Right. Because images are big files.
That's what we thought. So everyone used **OCR**. They would take an image, extract the text, and feed the text to the AI. Image -> Text -> Brain.
But DeepSeek asked: 'What if the picture is actually *more efficient* than the words?'
Think about your own brain, Shez. When you remember a page in a textbook, do you memorize the ASCII string of every letter?
No... I remember the layout. I remember the chart was on the left, the bold text was in the middle.
Exactly. You use **Visual Spatial Memory**. It's a compressed representation. DeepSeek realized they could do the same for their **Optical Character Recognition (OCR)**
They trained a new type of encoder. It doesn't chop the image into 'words'. It compresses the *visual concept* of the page.
The results are shocking.
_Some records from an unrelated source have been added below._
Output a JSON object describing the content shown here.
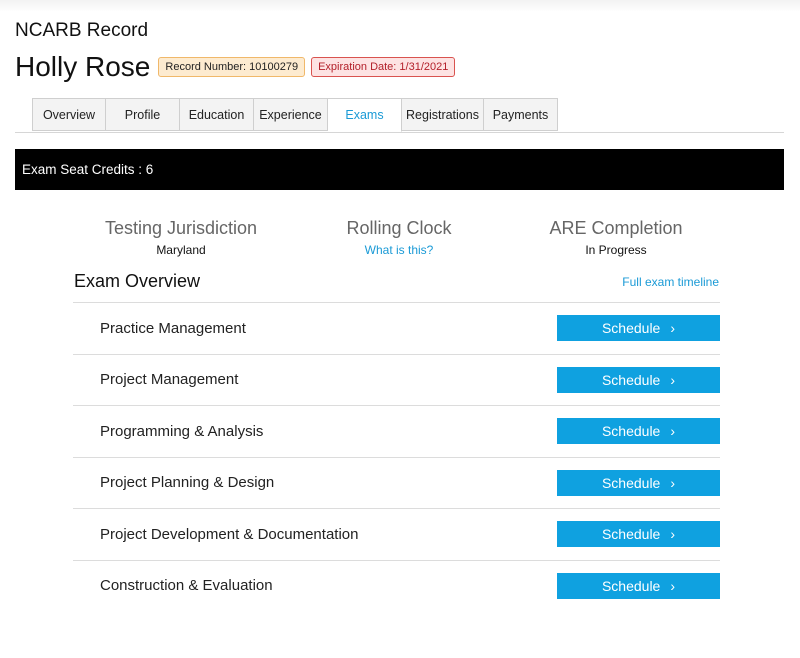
{
  "header": {
    "record_label": "NCARB Record",
    "person_name": "Holly Rose",
    "record_number": "Record Number: 10100279",
    "expiration_date": "Expiration Date: 1/31/2021"
  },
  "tabs": [
    {
      "label": "Overview",
      "active": false
    },
    {
      "label": "Profile",
      "active": false
    },
    {
      "label": "Education",
      "active": false
    },
    {
      "label": "Experience",
      "active": false
    },
    {
      "label": "Exams",
      "active": true
    },
    {
      "label": "Registrations",
      "active": false
    },
    {
      "label": "Payments",
      "active": false
    }
  ],
  "credits": {
    "text": "Exam Seat Credits : 6"
  },
  "stats": {
    "jurisdiction": {
      "title": "Testing Jurisdiction",
      "value": "Maryland"
    },
    "rolling_clock": {
      "title": "Rolling Clock",
      "link": "What is this?"
    },
    "completion": {
      "title": "ARE Completion",
      "value": "In Progress"
    }
  },
  "overview": {
    "title": "Exam Overview",
    "timeline_link": "Full exam timeline",
    "exams": [
      {
        "name": "Practice Management",
        "button": "Schedule",
        "chevron": "›"
      },
      {
        "name": "Project Management",
        "button": "Schedule",
        "chevron": "›"
      },
      {
        "name": "Programming & Analysis",
        "button": "Schedule",
        "chevron": "›"
      },
      {
        "name": "Project Planning & Design",
        "button": "Schedule",
        "chevron": "›"
      },
      {
        "name": "Project Development & Documentation",
        "button": "Schedule",
        "chevron": "›"
      },
      {
        "name": "Construction & Evaluation",
        "button": "Schedule",
        "chevron": "›"
      }
    ]
  },
  "colors": {
    "accent": "#1a9ad6",
    "button": "#0fa1e0",
    "credits_bar": "#000000",
    "record_badge": "#fdebd0",
    "expire_badge": "#fde3e3"
  }
}
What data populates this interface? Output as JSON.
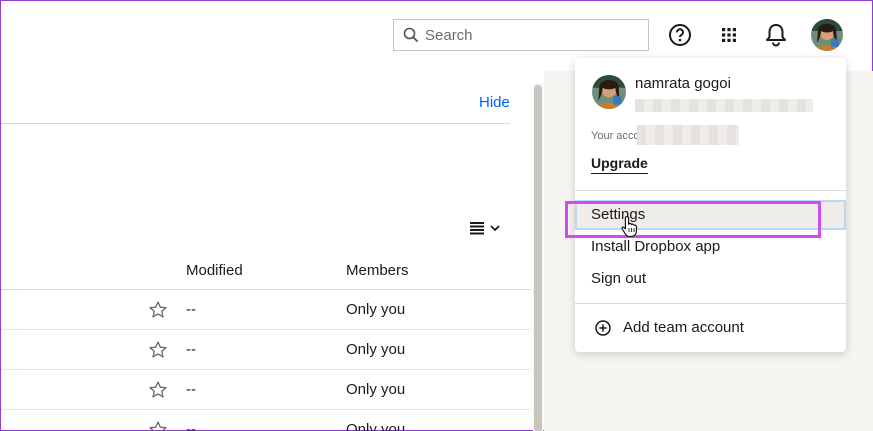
{
  "header": {
    "search_placeholder": "Search",
    "icons": [
      "search-icon",
      "help-icon",
      "apps-grid-icon",
      "bell-icon"
    ]
  },
  "content": {
    "hide_label": "Hide",
    "columns": {
      "modified": "Modified",
      "members": "Members"
    },
    "rows": [
      {
        "modified": "--",
        "members": "Only you"
      },
      {
        "modified": "--",
        "members": "Only you"
      },
      {
        "modified": "--",
        "members": "Only you"
      },
      {
        "modified": "--",
        "members": "Only you"
      }
    ]
  },
  "account_menu": {
    "user_name": "namrata gogoi",
    "account_text": "Your acco",
    "upgrade_label": "Upgrade",
    "items": [
      "Settings",
      "Install Dropbox app",
      "Sign out"
    ],
    "add_team_label": "Add team account"
  },
  "colors": {
    "link": "#0061fe",
    "highlight": "#d04cf0",
    "frame": "#8a3fd1"
  }
}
They found that 10,000 words of content could be represented by just **1,500 visual tokens**.
Wait... that's **10x compression**.
You're saying the picture of the book is smaller than the text of the book?
To the AI's brain? Yes. For the first time, seeing is cheaper than reading.
If visual tokens are cheap... We may solves the Context Window problem!
Completely. It blows the doors off.
Imagine you're a coder. You have a massive codebase. 100,000 lines of code. Instead of pasting the text and hitting the limit...
...you feed it the screenshots. The AI caches the 'visual memory' of your code.
It's like the physicist **Hans Bethe**. He memorized the periodic table so he never had to look it up. This allows the AI to 'memorize' your entire company's documentation visually.
But... does it understand it? Can it reason over pixels?
That's the trade-off. Can it do complex logic on a compressed visual memory? We're still finding out.
But for retrieval? For finding a needle in a haystack? It didn't need to read the text 'wire A connects to wire B'. It just *saw* the line connecting them.
So we went from scanning pixels... to reading visual sentences... to basically implanting photographic memories.
We stopped trying to turn images into text. We started teaching the AI to dream in pictures.